Valente demonstrates here the ability to create vivid tales that bear only just enough of a passing resemblance to "traditional" European fairy tales to seem familiar, but which also contain elements of Eastern legends and things more modern in scope and feel. She displays a great talent for turning a phrase and to making the various characters and situations feel as though if they were first told by bards or minstrels rather than being composed by a single author in the first years of the 21st century. In the Night Garden shows more creativity and imagination than virtually every other recent release in fantasy literature. In a field where the created vistas are praised, Valente's prose and the resulting imagery stands out.
This is not her first novel, but it certainly is more reader-friendly than the beautifully poetic/prose works like Yume no Hon that she had published prior to In the Night Garden. As I said above, she really demonstrates an ability with the English language, but in this case, it feels more "natural" and less "distant" than what I have read of her earlier works. In the Night Garden very well may be her masterpiece and that alone ought to earn her praise for years to come in genre circles.
In the Night Garden is not a book that you can read quickly, if one even ought to desire to do so. As a series of interconnected stories, it is easy for the inattentive reader or one with a short attention span to get "lost" among the myriad shifts of setting, characters, and motives. Although Valente keeps the descriptions to a relatively concise level, some readers used to a more spare writing style may find her writing to be a bit too ornate for their tastes. Finally, some people would rather read a linear novel than to read a rapidly-changing series of stories that in places only vaguely connect to each other and to the frame story.

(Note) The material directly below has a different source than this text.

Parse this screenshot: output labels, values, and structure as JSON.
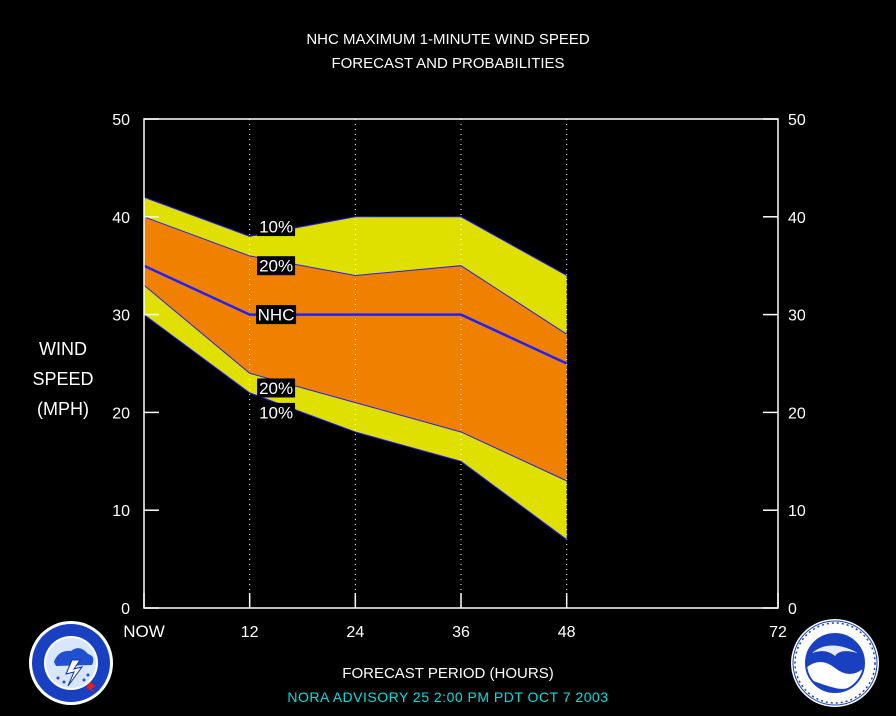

If the World Fantasy Awards were awarded solely on the basis of inventiveness, In the Night Garden would certainly get the nod. But since they are distributed as much on the ability to craft a story and to create a memorable setting, it is tough to predict how In the Night Garden will fare. Personally, right now (with the King still remaining to be read and reviewed) I would say that the two most deserving candidates are Wolfe and Valente. Not only does she demonstrate an ability to imagine a vivid world in which to people her creative stories, but her writing and characterization are up to that huge task. I chose In the Night Garden over Soldier of Sidon last year in my Best 2006 Releases post here on the OF Blog, and I'm again going to give the edge to Valente, although it certainly would not surprise or disappoint me if Wolfe or even Kushner were to be chosen the winner.